UNITED NATIONS: The world’s population is getting older and growing at a slower pace but is still expected to increase from 7.7 billion currently to 9.7 billion in 2050, the United Nations said Monday.
The UN Department of Economic and Social Affairs’ Population Division said in a new report that world population could reach its peak of nearly 11 billion around the end of the century.
But Population Division Director John Wilmoth cautioned that because 2100 is many decades away this outcome “is not certain, and in the end the peak could come earlier or later, at a lower or higher level of total population.”
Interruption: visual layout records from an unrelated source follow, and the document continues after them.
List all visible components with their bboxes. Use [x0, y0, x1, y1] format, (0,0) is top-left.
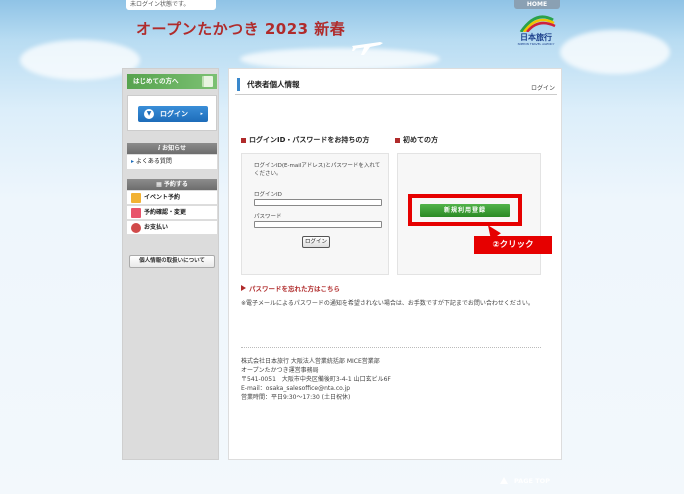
arrow-right-icon — [241, 285, 246, 291]
login-submit-button[interactable]: ログイン — [302, 236, 330, 248]
login-status: 未ログイン状態です。 — [126, 0, 216, 10]
register-panel: 新規利用登録 ②クリック — [397, 153, 552, 275]
calendar-icon — [131, 193, 141, 203]
sidebar-login-label: ログイン — [160, 110, 188, 118]
logo-subtext: NIPPON TRAVEL AGENCY — [517, 42, 555, 46]
password-field[interactable] — [254, 221, 382, 228]
bullet-icon — [241, 137, 246, 143]
company-line: E-mail：osaka_salesoffice@nta.co.jp — [241, 385, 351, 392]
reserve-heading: ▦ 予約する — [127, 179, 217, 190]
book-icon — [202, 76, 213, 87]
main-content: 代表者個人情報 ログイン ログインID・パスワードをお持ちの方 初めての方 ログ… — [228, 68, 562, 460]
login-id-field[interactable] — [254, 199, 382, 206]
company-line: オープンたかつき運営事務局 — [241, 367, 319, 374]
company-info: 株式会社日本旅行 大阪法人営業統括部 MICE営業部 オープンたかつき運営事務局… — [241, 357, 541, 402]
register-button[interactable]: 新規利用登録 — [420, 204, 510, 217]
password-label: パスワード — [254, 214, 282, 220]
first-visit-link[interactable]: はじめての方へ — [127, 74, 217, 89]
chevron-down-icon: ▼ — [144, 109, 154, 119]
check-icon — [131, 208, 141, 218]
login-panel: ログインID(E-mailアドレス)とパスワードを入れてください。 ログインID… — [241, 153, 389, 275]
login-id-label: ログインID — [254, 192, 282, 198]
airplane-icon — [352, 42, 383, 55]
rainbow-logo-icon — [519, 15, 556, 33]
highlight-frame: 新規利用登録 — [408, 194, 522, 226]
breadcrumb: ログイン — [530, 85, 555, 92]
cloud-decoration — [240, 48, 440, 70]
sidebar-login-button[interactable]: ▼ ログイン ▸ — [138, 106, 208, 122]
company-line: 〒541-0051 大阪市中央区備後町3-4-1 山口玄ビル6F — [241, 376, 391, 383]
bullet-icon — [395, 137, 400, 143]
news-heading: i お知らせ — [127, 143, 217, 154]
privacy-policy-button[interactable]: 個人情報の取扱いについて — [129, 255, 215, 268]
email-note: ※電子メールによるパスワードの通知を希望されない場合は、お手数ですが下記までお問… — [241, 300, 534, 307]
arrow-up-icon — [500, 477, 508, 484]
sidebar-item-payment[interactable]: お支払い — [127, 221, 217, 235]
sidebar-item-faq[interactable]: ▸ よくある質問 — [127, 155, 217, 169]
company-line: 営業時間：平日9:30～17:30 (土日祝休) — [241, 394, 351, 401]
page-top-button[interactable]: PAGE TOP — [494, 474, 562, 488]
calendar-icon: ▦ — [156, 181, 164, 188]
existing-user-heading: ログインID・パスワードをお持ちの方 — [241, 135, 369, 145]
click-annotation: ②クリック — [474, 236, 552, 254]
divider — [241, 347, 541, 348]
forgot-password-link[interactable]: パスワードを忘れた方はこちら — [241, 283, 340, 293]
sidebar-item-event-reservation[interactable]: イベント予約 — [127, 191, 217, 205]
first-visit-label: はじめての方へ — [133, 77, 179, 85]
cloud-decoration — [560, 30, 670, 74]
site-title: オープンたかつき 2023 新春 — [136, 20, 346, 38]
login-instructions: ログインID(E-mailアドレス)とパスワードを入れてください。 — [254, 163, 381, 177]
sidebar-login-box: ▼ ログイン ▸ — [127, 95, 217, 131]
company-logo[interactable]: 日本旅行 NIPPON TRAVEL AGENCY — [513, 12, 559, 48]
page-header: 代表者個人情報 ログイン — [235, 75, 557, 95]
page-top-label: PAGE TOP — [514, 477, 550, 485]
arrow-right-icon: ▸ — [200, 111, 203, 117]
page-title: 代表者個人情報 — [247, 80, 300, 89]
title-accent-bar — [237, 78, 240, 91]
home-button[interactable]: HOME — [514, 0, 560, 9]
company-line: 株式会社日本旅行 大阪法人営業統括部 MICE営業部 — [241, 358, 380, 365]
sidebar: はじめての方へ ▼ ログイン ▸ i お知らせ ▸ よくある質問 ▦ 予約する … — [122, 68, 219, 460]
coin-icon — [131, 223, 141, 233]
new-user-heading: 初めての方 — [395, 135, 438, 145]
sidebar-item-reservation-check[interactable]: 予約確認・変更 — [127, 206, 217, 220]
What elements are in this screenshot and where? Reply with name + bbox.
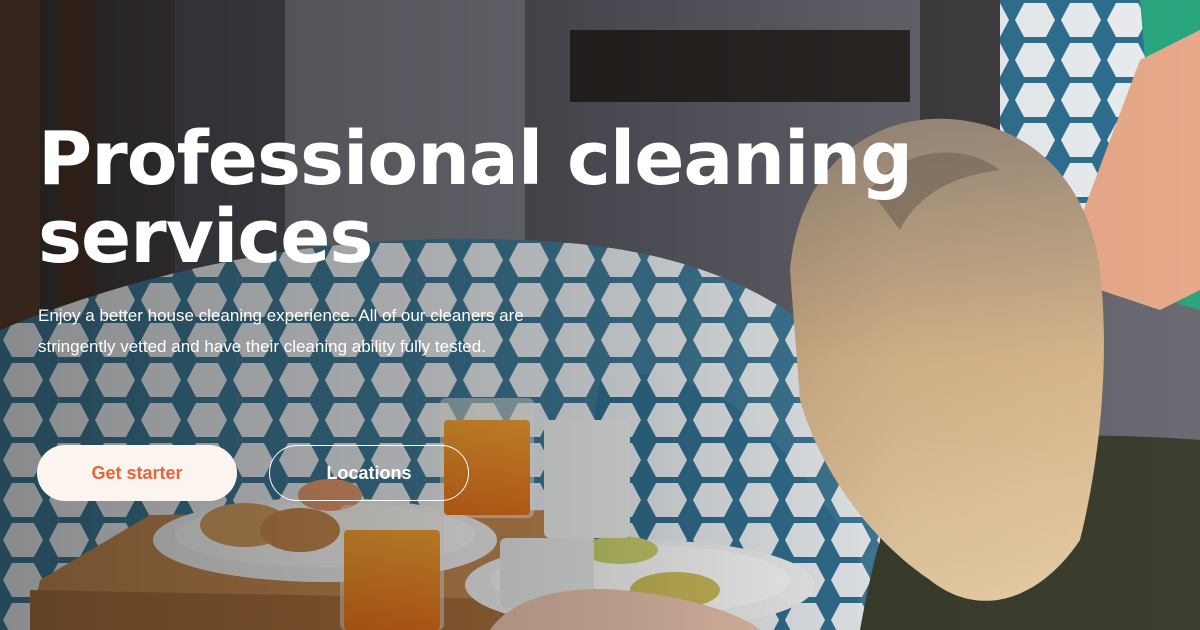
get-starter-button[interactable]: Get starter bbox=[37, 445, 237, 501]
hero-title-line-2: services bbox=[38, 194, 373, 280]
hero-description: Enjoy a better house cleaning experience… bbox=[38, 306, 524, 356]
locations-button[interactable]: Locations bbox=[269, 445, 469, 501]
hero-title: Professional cleaning services bbox=[38, 120, 918, 276]
hero-section: Professional cleaning services Enjoy a b… bbox=[0, 0, 1200, 630]
hero-title-line-1: Professional cleaning bbox=[38, 116, 913, 202]
cta-buttons: Get starter Locations bbox=[37, 445, 469, 501]
hero-content: Professional cleaning services Enjoy a b… bbox=[38, 120, 918, 362]
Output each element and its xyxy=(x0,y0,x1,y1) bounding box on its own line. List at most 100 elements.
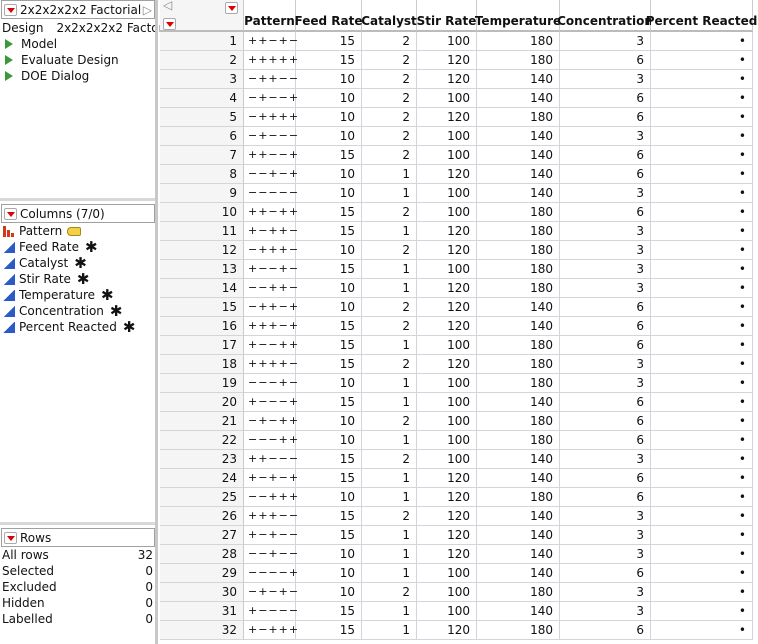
cell-concentration[interactable]: 6 xyxy=(560,336,651,355)
cell-percent-reacted[interactable]: • xyxy=(651,279,753,298)
row-number[interactable]: 27 xyxy=(160,526,244,545)
cell-temperature[interactable]: 140 xyxy=(477,564,560,583)
cell-catalyst[interactable]: 1 xyxy=(362,621,417,640)
cell-pattern[interactable]: −−−++ xyxy=(244,431,298,450)
cell-concentration[interactable]: 6 xyxy=(560,89,651,108)
cell-stir-rate[interactable]: 100 xyxy=(417,260,477,279)
cell-percent-reacted[interactable]: • xyxy=(651,51,753,70)
run-script-icon[interactable] xyxy=(5,71,13,81)
cell-percent-reacted[interactable]: • xyxy=(651,298,753,317)
rows-menu-icon[interactable] xyxy=(163,18,176,30)
row-number[interactable]: 17 xyxy=(160,336,244,355)
cell-temperature[interactable]: 180 xyxy=(477,241,560,260)
cell-concentration[interactable]: 3 xyxy=(560,32,651,51)
cell-pattern[interactable]: −++++ xyxy=(244,108,298,127)
cell-percent-reacted[interactable]: • xyxy=(651,602,753,621)
cell-stir-rate[interactable]: 100 xyxy=(417,32,477,51)
cell-feed-rate[interactable]: 15 xyxy=(296,469,362,488)
cell-percent-reacted[interactable]: • xyxy=(651,70,753,89)
cell-stir-rate[interactable]: 120 xyxy=(417,108,477,127)
cell-stir-rate[interactable]: 100 xyxy=(417,393,477,412)
cell-feed-rate[interactable]: 15 xyxy=(296,317,362,336)
row-number[interactable]: 10 xyxy=(160,203,244,222)
cell-stir-rate[interactable]: 100 xyxy=(417,564,477,583)
columns-panel-header[interactable]: Columns (7/0) xyxy=(1,204,155,223)
cell-feed-rate[interactable]: 15 xyxy=(296,51,362,70)
run-script-icon[interactable] xyxy=(5,39,13,49)
table-row[interactable]: 30 −+−+− 10 2 100 180 3 • xyxy=(160,583,758,602)
cell-catalyst[interactable]: 2 xyxy=(362,317,417,336)
row-number[interactable]: 7 xyxy=(160,146,244,165)
table-row[interactable]: 21 −+−++ 10 2 100 180 6 • xyxy=(160,412,758,431)
table-row[interactable]: 15 −++−+ 10 2 120 140 6 • xyxy=(160,298,758,317)
cell-temperature[interactable]: 140 xyxy=(477,602,560,621)
cell-pattern[interactable]: +−−−− xyxy=(244,602,298,621)
row-number[interactable]: 28 xyxy=(160,545,244,564)
cell-temperature[interactable]: 180 xyxy=(477,374,560,393)
cell-catalyst[interactable]: 2 xyxy=(362,70,417,89)
cell-feed-rate[interactable]: 15 xyxy=(296,526,362,545)
cell-pattern[interactable]: +−++− xyxy=(244,222,298,241)
row-number[interactable]: 2 xyxy=(160,51,244,70)
cell-stir-rate[interactable]: 100 xyxy=(417,127,477,146)
table-row[interactable]: 7 ++−−+ 15 2 100 140 6 • xyxy=(160,146,758,165)
cell-catalyst[interactable]: 1 xyxy=(362,184,417,203)
cell-percent-reacted[interactable]: • xyxy=(651,545,753,564)
cell-concentration[interactable]: 3 xyxy=(560,222,651,241)
cell-concentration[interactable]: 3 xyxy=(560,279,651,298)
cell-stir-rate[interactable]: 100 xyxy=(417,583,477,602)
cell-concentration[interactable]: 3 xyxy=(560,241,651,260)
cell-temperature[interactable]: 140 xyxy=(477,298,560,317)
panel-splitter[interactable] xyxy=(155,0,158,644)
red-triangle-menu-icon[interactable] xyxy=(4,531,17,544)
cell-temperature[interactable]: 180 xyxy=(477,355,560,374)
cell-catalyst[interactable]: 1 xyxy=(362,222,417,241)
cell-catalyst[interactable]: 2 xyxy=(362,89,417,108)
cell-feed-rate[interactable]: 10 xyxy=(296,108,362,127)
cell-catalyst[interactable]: 1 xyxy=(362,431,417,450)
column-list-item[interactable]: Stir Rate ✱ xyxy=(0,270,90,288)
cell-pattern[interactable]: +++−− xyxy=(244,507,298,526)
table-row[interactable]: 12 −+++− 10 2 120 180 3 • xyxy=(160,241,758,260)
cell-stir-rate[interactable]: 100 xyxy=(417,146,477,165)
cell-pattern[interactable]: +−−−+ xyxy=(244,393,298,412)
cell-concentration[interactable]: 6 xyxy=(560,621,651,640)
cell-concentration[interactable]: 3 xyxy=(560,127,651,146)
table-row[interactable]: 23 ++−−− 15 2 100 140 3 • xyxy=(160,450,758,469)
cell-temperature[interactable]: 140 xyxy=(477,184,560,203)
cell-temperature[interactable]: 180 xyxy=(477,32,560,51)
cell-concentration[interactable]: 3 xyxy=(560,450,651,469)
row-number[interactable]: 3 xyxy=(160,70,244,89)
row-number[interactable]: 16 xyxy=(160,317,244,336)
cell-temperature[interactable]: 180 xyxy=(477,51,560,70)
row-number[interactable]: 11 xyxy=(160,222,244,241)
row-number[interactable]: 19 xyxy=(160,374,244,393)
cell-stir-rate[interactable]: 100 xyxy=(417,602,477,621)
cell-stir-rate[interactable]: 100 xyxy=(417,431,477,450)
cell-stir-rate[interactable]: 120 xyxy=(417,165,477,184)
cell-catalyst[interactable]: 2 xyxy=(362,108,417,127)
red-triangle-menu-icon[interactable] xyxy=(4,3,17,16)
cell-pattern[interactable]: +++−+ xyxy=(244,317,298,336)
cell-stir-rate[interactable]: 100 xyxy=(417,203,477,222)
row-number[interactable]: 30 xyxy=(160,583,244,602)
cell-stir-rate[interactable]: 100 xyxy=(417,450,477,469)
column-header[interactable]: Stir Rate xyxy=(417,0,477,32)
cell-temperature[interactable]: 140 xyxy=(477,393,560,412)
table-row[interactable]: 31 +−−−− 15 1 100 140 3 • xyxy=(160,602,758,621)
design-property[interactable]: Design 2x2x2x2x2 Factorial xyxy=(2,20,178,36)
cell-pattern[interactable]: +−+−+ xyxy=(244,469,298,488)
row-number[interactable]: 26 xyxy=(160,507,244,526)
row-number[interactable]: 12 xyxy=(160,241,244,260)
cell-temperature[interactable]: 180 xyxy=(477,488,560,507)
cell-concentration[interactable]: 6 xyxy=(560,564,651,583)
columns-menu-icon[interactable] xyxy=(225,2,238,14)
cell-percent-reacted[interactable]: • xyxy=(651,374,753,393)
cell-stir-rate[interactable]: 100 xyxy=(417,89,477,108)
panel-divider[interactable] xyxy=(0,522,156,525)
cell-pattern[interactable]: ++−+− xyxy=(244,32,298,51)
cell-stir-rate[interactable]: 120 xyxy=(417,279,477,298)
cell-percent-reacted[interactable]: • xyxy=(651,317,753,336)
table-row[interactable]: 22 −−−++ 10 1 100 180 6 • xyxy=(160,431,758,450)
table-row[interactable]: 2 +++++ 15 2 120 180 6 • xyxy=(160,51,758,70)
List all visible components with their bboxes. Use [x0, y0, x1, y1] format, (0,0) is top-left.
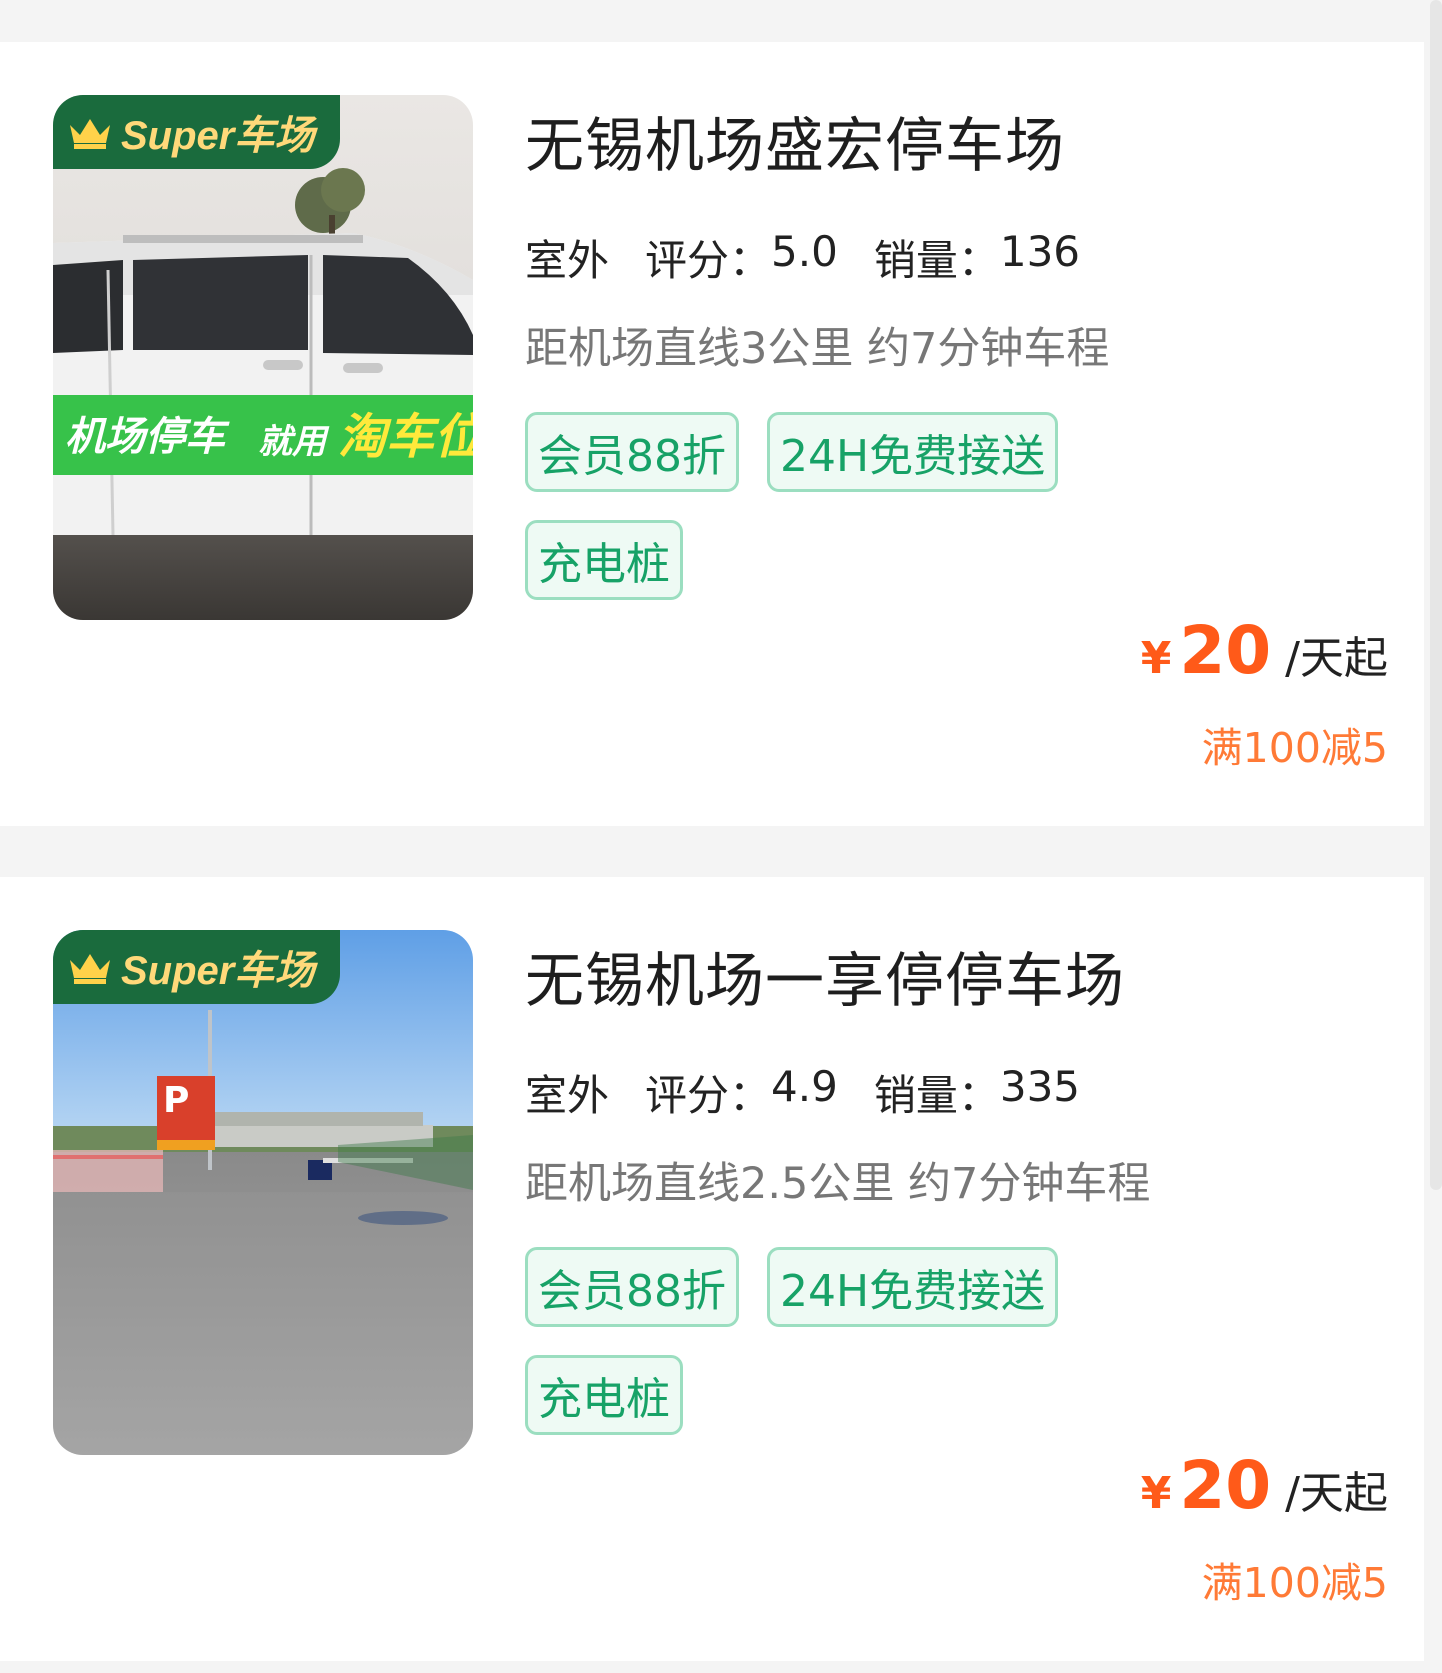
tag-member-discount: 会员88折 [525, 412, 739, 492]
super-parking-badge: Super车场 [53, 95, 341, 169]
sales-label: 销量： [873, 1071, 1000, 1120]
tag-charging-station: 充电桩 [525, 520, 683, 600]
parking-type: 室外 [525, 1062, 610, 1127]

The new population projections indicate that nine countries will be responsible for more than half the projected population growth between now and 2050. In descending order of the expected increase, they are: India, Nigeria, Pakistan, Congo, Ethiopia, Tanzania, Indonesia, Egypt and the United States.
In sub-Saharan Africa, population is projected to nearly double by 2050, the report said.
Undersecretary-General for Economic and Social Affairs Lu Zhenmin said in a statement: “Many of the fastest growing populations are in the poorest countries, where population growth brings additional challenges in the effort to eradicate poverty,” promote gender equality and improve health care and education.
The report confirmed that the world’s population is growing older due to increasing life expectancy and falling fertility levels.
The global fertility rate fell from 3.2 births per woman in 1990 to 2.5 births in 2019 and is projected to decline further to 2.2 births by 2050.
A fertility rate of 2.1 births per woman is need to ensure population replacement and avoid declines, according to the report.
In 2019, the fertility rate in sub-Saharan Africa was the highest at 4.6 births per woman, with Pacific islands, northern Africa, and western, central and southern Asia above the replacement level, said the report.
But since 2010, it said 27 countries or areas have lost one percent or more of their population.
“Between 2019 and 2050 populations are projected to decrease by one percent or more in 55 countries or areas, of which 26 may see a reduction of at least 10 percent,” the UN said. “In China, for example, the population is projected to decrease by 31.4 million, or around 2.2 percent, between 2019 and 2050.”
Wilmoth, the head of the Population Division, told a news conference launching the report that the population growth rate is slowing down as the fertility level gradually decreases. That decrease usually follows a reduction in the mortality level that initially instigated growth, he said.
Wilmoth stressed that multiple factors lead to lower fertility including increasing education and employment, especially for women, and more jobs in urban than rural areas, which motivate people away from costly large families to smaller families.
But to achieve this, he said, people also need access to modern methods of contraception.
According to the “World Population Prospects 2019: Highlights” report, migration is also a major component of population growth or loss in some countries.
Between 2010 and 2020, it said 14 countries or areas will see a net inflow of more than one million migrants while 10 countries will experience a similar loss.
For example, some of the largest outflows of people — including from Bangladesh, Mepal and the Philippines — are driven by the demand for migrant workers, the report said. But some migrants are driven from their home countries by violence, insecurity and conflict, including from Myanmar, Syria and Venezuela.
The UN said countries experiencing a net inflow of migrants over the decade include Belarus, Estonia, Germany, Hungary, Italy, Japan, Russia, Serbia and Ukraine.